Suatu sore, saya menerima SMS dari dua orang Psikolog. Saya senang, karena tulisan yang sederhana ini ternyata dibaca oleh para senior saya di dunia Psikologi.
Terima kasih kepada Psikolog Rini Sugiarti yang telah mampir ke blog ini. Beliau ini Dosen Wali saya ketika saya kuliah di Fakultas Psikologi Universitas Semarang.
Tentang beliau, saya selalu punya kenangan tersendiri. Sebagai mahasiswa, umur saya di atas beliau. (Kami sama-sama lulus dari SMA Kolese Loyola Semarang. Tetapi ketika beliau belajar di SMA ini, saya sudah lulus. Jadi, saya memang mahasiswa tua usia dalam arti yang sebenarnya).

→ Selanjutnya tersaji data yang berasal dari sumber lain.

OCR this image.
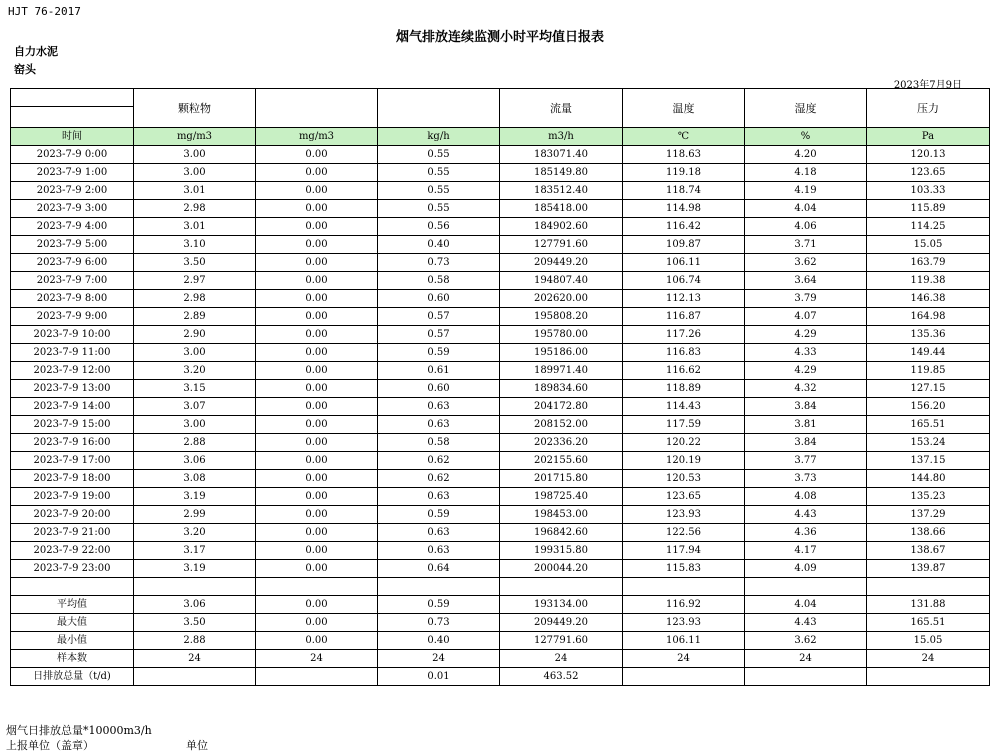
HJT 76-2017
烟气排放连续监测小时平均值日报表
自力水泥
窑头
2023年7月9日
	颗粒物			流量	温度	湿度	压力
时间	mg/m3	mg/m3	kg/h	m3/h	℃	%	Pa
2023-7-9 0:00	3.00	0.00	0.55	183071.40	118.63	4.20	120.13
2023-7-9 1:00	3.00	0.00	0.55	185149.80	119.18	4.18	123.65
2023-7-9 2:00	3.01	0.00	0.55	183512.40	118.74	4.19	103.33
2023-7-9 3:00	2.98	0.00	0.55	185418.00	114.98	4.04	115.89
2023-7-9 4:00	3.01	0.00	0.56	184902.60	116.42	4.06	114.25
2023-7-9 5:00	3.10	0.00	0.40	127791.60	109.87	3.71	15.05
2023-7-9 6:00	3.50	0.00	0.73	209449.20	106.11	3.62	163.79
2023-7-9 7:00	2.97	0.00	0.58	194807.40	106.74	3.64	119.38
2023-7-9 8:00	2.98	0.00	0.60	202620.00	112.13	3.79	146.38
2023-7-9 9:00	2.89	0.00	0.57	195808.20	116.87	4.07	164.98
2023-7-9 10:00	2.90	0.00	0.57	195780.00	117.26	4.29	135.36
2023-7-9 11:00	3.00	0.00	0.59	195186.00	116.83	4.33	149.44
2023-7-9 12:00	3.20	0.00	0.61	189971.40	116.62	4.29	119.85
2023-7-9 13:00	3.15	0.00	0.60	189834.60	118.89	4.32	127.15
2023-7-9 14:00	3.07	0.00	0.63	204172.80	114.43	3.84	156.20
2023-7-9 15:00	3.00	0.00	0.63	208152.00	117.59	3.81	165.51
2023-7-9 16:00	2.88	0.00	0.58	202336.20	120.22	3.84	153.24
2023-7-9 17:00	3.06	0.00	0.62	202155.60	120.19	3.77	137.15
2023-7-9 18:00	3.08	0.00	0.62	201715.80	120.53	3.73	144.80
2023-7-9 19:00	3.19	0.00	0.63	198725.40	123.65	4.08	135.23
2023-7-9 20:00	2.99	0.00	0.59	198453.00	123.93	4.43	137.29
2023-7-9 21:00	3.20	0.00	0.63	196842.60	122.56	4.36	138.66
2023-7-9 22:00	3.17	0.00	0.63	199315.80	117.94	4.17	138.67
2023-7-9 23:00	3.19	0.00	0.64	200044.20	115.83	4.09	139.87

平均值	3.06	0.00	0.59	193134.00	116.92	4.04	131.88
最大值	3.50	0.00	0.73	209449.20	123.93	4.43	165.51
最小值	2.88	0.00	0.40	127791.60	106.11	3.62	15.05
样本数	24	24	24	24	24	24	24
日排放总量（t/d)			0.01	463.52			
烟气日排放总量*10000m3/h
上报单位（盖章）	单位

Dulu, terutama pada saat awal-awal kuliah di Fakultas Psikologi, banyak yang mengira saya adalah dosennya. Padahal, saya adalah mahasiswa. :-) Harap maklum, karena saya baru mulai kuliah Psikologi di umur 37 tahun.
--------------------
Satu lagi yang mengirim saya SMS sore ini (selain Psikolog Rini), adalah Psikolog Probowatie Tjondronegoro. Beliau ini juga dosen saya ketika saya kuliah di Fakultas Psikologi Universitas Semarang.
Kebetulan, keluarga saya adalah langganan Rumah Sakit Elisabeth Semarang (dalam arti : kalau terpaksa harus rawat inap, ya memilih dirawat inap di rumah sakit ini). Dan Psikolog Probowatie adalah psikolog klinis sekaligus Humas di rumah sakit ini. Jadi, saya memang sering ngobrol dengan beliau.
Tentang beliau ini, saya senang sekali ketika mengetahui bahwa beliau adalah Insinyur Peternakan lulusan Universitas Gadjah Mada. Kenapa ? Hanya gara-gara saya adalah Insinyur Perikanan lulusan Universitas Diponegoro (waktu saya kuliah, saya juga masuk Fakultas Peternakan, meskipun Jurusannya Perikanan) !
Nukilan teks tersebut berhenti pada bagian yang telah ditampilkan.